Pongamos a un ser humano en un limbo y a su lado una sartén antiadherente. Cuando somos jóvenes nada se nos pega. Basta un chorro de agua para pasar de una cosa a otra. Las experiencias se multiplican al infinito haciéndonos creer que la vida es eso y que funcionará así siempre: contactos inagotables, cuerpos que resbalan por su cubierta como si estuviesen a expensas de la alegre marea que produce una mano desconocida en el aire. Con la madurez llega el desgaste. La capa antiadherente comienza a presentar islas desconchadas que dejan ver el hierro, lo negro. Los contactos inauguran la huella. Un sabor se mezcla con otro hasta que consigue que todo sepa a lo mismo. Las experiencias nos queman porque hasta la fecha nadie ha inventado otro sistema de combustión cuyo alimento no dependa de aquello que arde. La acción abrasiva del estropajo, por su parte, no hace más que agravar el problema: la pulcritud mística lleva de la mano una erosión más profunda que acabará inutilizándonos. Si miramos hacia arriba con la esperanza de pedirle explicaciones al fabricante encontraremos idéntica soledad que las que producen esas músicas de piano que se repiten en bucle cuando llamamos a una empresa.

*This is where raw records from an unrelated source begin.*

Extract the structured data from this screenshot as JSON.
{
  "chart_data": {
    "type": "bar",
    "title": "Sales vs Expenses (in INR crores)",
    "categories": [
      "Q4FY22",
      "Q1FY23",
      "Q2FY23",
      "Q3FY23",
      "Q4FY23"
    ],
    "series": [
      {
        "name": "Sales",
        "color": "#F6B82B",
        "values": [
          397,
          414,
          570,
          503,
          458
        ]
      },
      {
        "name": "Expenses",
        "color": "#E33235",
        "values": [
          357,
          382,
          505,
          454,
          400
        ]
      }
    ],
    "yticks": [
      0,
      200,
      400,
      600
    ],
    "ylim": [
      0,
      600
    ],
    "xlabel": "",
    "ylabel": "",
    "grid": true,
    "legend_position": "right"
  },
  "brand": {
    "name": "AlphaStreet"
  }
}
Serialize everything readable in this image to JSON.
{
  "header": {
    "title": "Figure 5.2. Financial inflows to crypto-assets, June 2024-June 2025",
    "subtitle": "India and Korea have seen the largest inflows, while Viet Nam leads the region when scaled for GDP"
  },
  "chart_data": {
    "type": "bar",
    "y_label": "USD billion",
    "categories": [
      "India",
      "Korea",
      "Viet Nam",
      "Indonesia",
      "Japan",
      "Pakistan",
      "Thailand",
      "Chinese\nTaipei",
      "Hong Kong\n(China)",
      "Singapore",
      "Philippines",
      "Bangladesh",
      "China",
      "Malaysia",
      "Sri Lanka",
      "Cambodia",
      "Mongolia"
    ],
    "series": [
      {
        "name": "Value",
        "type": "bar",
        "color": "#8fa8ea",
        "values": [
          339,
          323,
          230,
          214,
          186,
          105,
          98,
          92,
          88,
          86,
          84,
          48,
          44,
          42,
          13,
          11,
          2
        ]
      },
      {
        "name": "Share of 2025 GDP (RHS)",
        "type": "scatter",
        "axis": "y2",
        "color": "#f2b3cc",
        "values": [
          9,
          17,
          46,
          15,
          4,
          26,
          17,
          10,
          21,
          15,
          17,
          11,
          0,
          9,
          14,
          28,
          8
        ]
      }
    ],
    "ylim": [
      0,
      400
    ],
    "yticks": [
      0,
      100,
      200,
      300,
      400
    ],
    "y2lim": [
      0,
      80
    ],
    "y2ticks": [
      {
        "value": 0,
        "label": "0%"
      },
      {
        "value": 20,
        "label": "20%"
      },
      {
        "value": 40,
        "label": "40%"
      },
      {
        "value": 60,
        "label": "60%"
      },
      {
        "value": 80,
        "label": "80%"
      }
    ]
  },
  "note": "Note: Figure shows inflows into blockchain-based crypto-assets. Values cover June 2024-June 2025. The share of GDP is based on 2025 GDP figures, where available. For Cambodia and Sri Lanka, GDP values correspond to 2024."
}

En ese momento echamos de menos al San Agustín escondido (otros a un mago, a un boxeador famoso, a un músico que estuvo cerca de la luz o a sus propias fuerzas puestas de puntillas) para que nos pongan en contacto con la solución. Y el Santo (o el mago, luchador, músico o las fuerzas que sean) nos mira como el que mira a un niño que acaba de romper algo y creyese que escondiendo los trozos es como si nunca hubiera pasado. ‘Eres idiota: el antiadherente que perdiste te dejó algo a cambio, ¿no lo ves? Y deja ya de lloriquear’, nos dice, y luego coge la sartén por el mango y nos la acerca a la cara como si fuese un espejo, porque quizá lo sea: puede que haber vivido tantos siglos le haya enseñado que todos los seres humanos se resumen en uno cualquiera.